Per Bergonzoni l’accogliere, e a maggior ragione l’accogliere in un luogo come l’Hospice, deve essere sinonimo di “passaggio”. «Il mio desiderio è pensare a un luogo dove non si entra, ma si passa; il medico non è il suo ambulatorio, ma deve essere un corridoio, io vedo il medico come “ponte-varco”, che va attraversato. Questo essere “bucati-aperti”, per chi fa il mestiere della cura, non comporta assolutamente una perdita di forza; chi si occupa di cura non deve preoccuparsi di lasciare quell’apertura da cui entrano ed escono persone, dubbi, anche debolezze, deve anzi allargarlo il più possibile, farlo diventare una piazza». È una sda quella che pone: «Il cambiamento richiesto in questo momento è antropologico; non ci si può limitare, essere specialisti, ma ci si deve allargare, bisogna espandersi. A maggior ragione se lavori qui, se vivi questa responsabilità, non puoi più rimanere quello che sei, restare a quello che ti compete. La competenza non deve diventare competizione, ma formare una nuova dimensione, molto più potente, che produca energia».

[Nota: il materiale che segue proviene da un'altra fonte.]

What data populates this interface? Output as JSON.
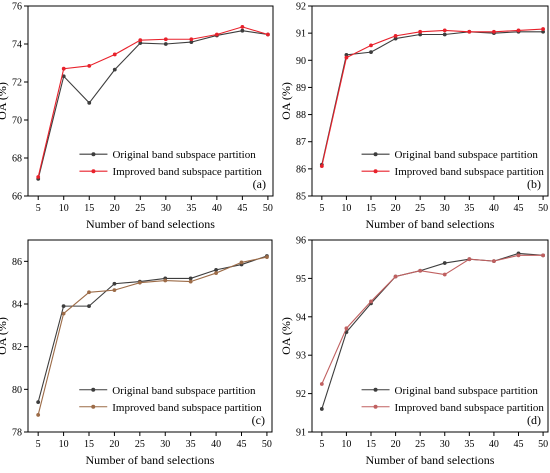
{
  "figure": {
    "panels": [
      "a",
      "b",
      "c",
      "d"
    ]
  },
  "chart_data": [
    {
      "panel": "(a)",
      "type": "line",
      "xlabel": "Number of band selections",
      "ylabel": "OA (%)",
      "x": [
        5,
        10,
        15,
        20,
        25,
        30,
        35,
        40,
        45,
        50
      ],
      "xlim": [
        3,
        51
      ],
      "ylim": [
        66,
        76
      ],
      "yticks": [
        66,
        68,
        70,
        72,
        74,
        76
      ],
      "legend_position": "bottom-right",
      "series": [
        {
          "name": "Original band subspace partition",
          "color": "#3d3d3d",
          "values": [
            66.9,
            72.3,
            70.9,
            72.65,
            74.05,
            74.0,
            74.1,
            74.45,
            74.7,
            74.5
          ]
        },
        {
          "name": "Improved band subspace partition",
          "color": "#e8212b",
          "values": [
            67.0,
            72.7,
            72.85,
            73.45,
            74.2,
            74.25,
            74.25,
            74.5,
            74.9,
            74.5
          ]
        }
      ]
    },
    {
      "panel": "(b)",
      "type": "line",
      "xlabel": "Number of band selections",
      "ylabel": "OA (%)",
      "x": [
        5,
        10,
        15,
        20,
        25,
        30,
        35,
        40,
        45,
        50
      ],
      "xlim": [
        3,
        51
      ],
      "ylim": [
        85,
        92
      ],
      "yticks": [
        85,
        86,
        87,
        88,
        89,
        90,
        91,
        92
      ],
      "legend_position": "bottom-right",
      "series": [
        {
          "name": "Original band subspace partition",
          "color": "#3d3d3d",
          "values": [
            86.15,
            90.2,
            90.3,
            90.8,
            90.95,
            90.95,
            91.05,
            91.0,
            91.05,
            91.05
          ]
        },
        {
          "name": "Improved band subspace partition",
          "color": "#e8212b",
          "values": [
            86.1,
            90.1,
            90.55,
            90.9,
            91.05,
            91.1,
            91.05,
            91.05,
            91.1,
            91.15
          ]
        }
      ]
    },
    {
      "panel": "(c)",
      "type": "line",
      "xlabel": "Number of band selections",
      "ylabel": "OA (%)",
      "x": [
        5,
        10,
        15,
        20,
        25,
        30,
        35,
        40,
        45,
        50
      ],
      "xlim": [
        3,
        51
      ],
      "ylim": [
        78,
        87
      ],
      "yticks": [
        78,
        80,
        82,
        84,
        86
      ],
      "legend_position": "bottom-right",
      "series": [
        {
          "name": "Original band subspace partition",
          "color": "#3d3d3d",
          "values": [
            79.4,
            83.9,
            83.9,
            84.95,
            85.05,
            85.2,
            85.2,
            85.6,
            85.85,
            86.25
          ]
        },
        {
          "name": "Improved band subspace partition",
          "color": "#9c6b47",
          "values": [
            78.8,
            83.55,
            84.55,
            84.65,
            85.0,
            85.1,
            85.05,
            85.45,
            85.95,
            86.2
          ]
        }
      ]
    },
    {
      "panel": "(d)",
      "type": "line",
      "xlabel": "Number of band selections",
      "ylabel": "OA (%)",
      "x": [
        5,
        10,
        15,
        20,
        25,
        30,
        35,
        40,
        45,
        50
      ],
      "xlim": [
        3,
        51
      ],
      "ylim": [
        91,
        96
      ],
      "yticks": [
        91,
        92,
        93,
        94,
        95,
        96
      ],
      "legend_position": "bottom-right",
      "series": [
        {
          "name": "Original band subspace partition",
          "color": "#3d3d3d",
          "values": [
            91.6,
            93.6,
            94.35,
            95.05,
            95.2,
            95.4,
            95.5,
            95.45,
            95.65,
            95.6
          ]
        },
        {
          "name": "Improved band subspace partition",
          "color": "#c06060",
          "values": [
            92.25,
            93.7,
            94.4,
            95.05,
            95.2,
            95.1,
            95.5,
            95.45,
            95.6,
            95.6
          ]
        }
      ]
    }
  ]
}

Voglio fondare un Centro dove va chi non ha alcuna patologia e chiamarlo Centro Grandi Illesi. Ma subito vicino, confinante, ne voglio costruire un altro dove va chi crede di essere il migliore e non lo è, chi crede di essere sano e salvo e non lo sarà sempre, chi crede di essere grande ma non riesce: lo voglio chiamare Centro Grandi Illusi. E voglio compiere un gesto, un atto: scrivere su quei muri che i miracoli non si aspettano, ma si fanno; che per il principio dei “visi comunicanti” ogni volto deve essere familiare e i familiari non devono essere solo volti; che completamente curato ha lo stesso valore di completamente guarito, che l’atto di nascita ha la stessa meraviglia dell’atto di morte, che dare spazio per far “passare” non significa “lasciar andare”, ma essere lì accanto, affiancando per accompagnare non solo accogliendo (chi è migrante, da uno stato d’animo all’altro); che ci si può sempre iscrivere al corso della vita altrui, perché esistere, prima ancora che generosità, solidarietà o condivisione, è anche pura immedesimazione: mors tua mors mea, vita tua vita mea. Voglio disegnare su quelle pareti il sovrumano, oltre l’umano, e ancor prima delle scienze ci sono le coscienze con le loro infinità, che l’anima ha mani e braccia che sanno carezzare e stringere, perché sono arti. Infatti l’arte non sta solo nei musei (mouseion: luogo sacro), ma in tutte le esposizioni del mistero, del flusso delle vite, che accoglie conserva difende valorizza e tutela i beni, le creazioni, e quindi l’opera più splendida: l’essere, con le sue energie eterne ed immani.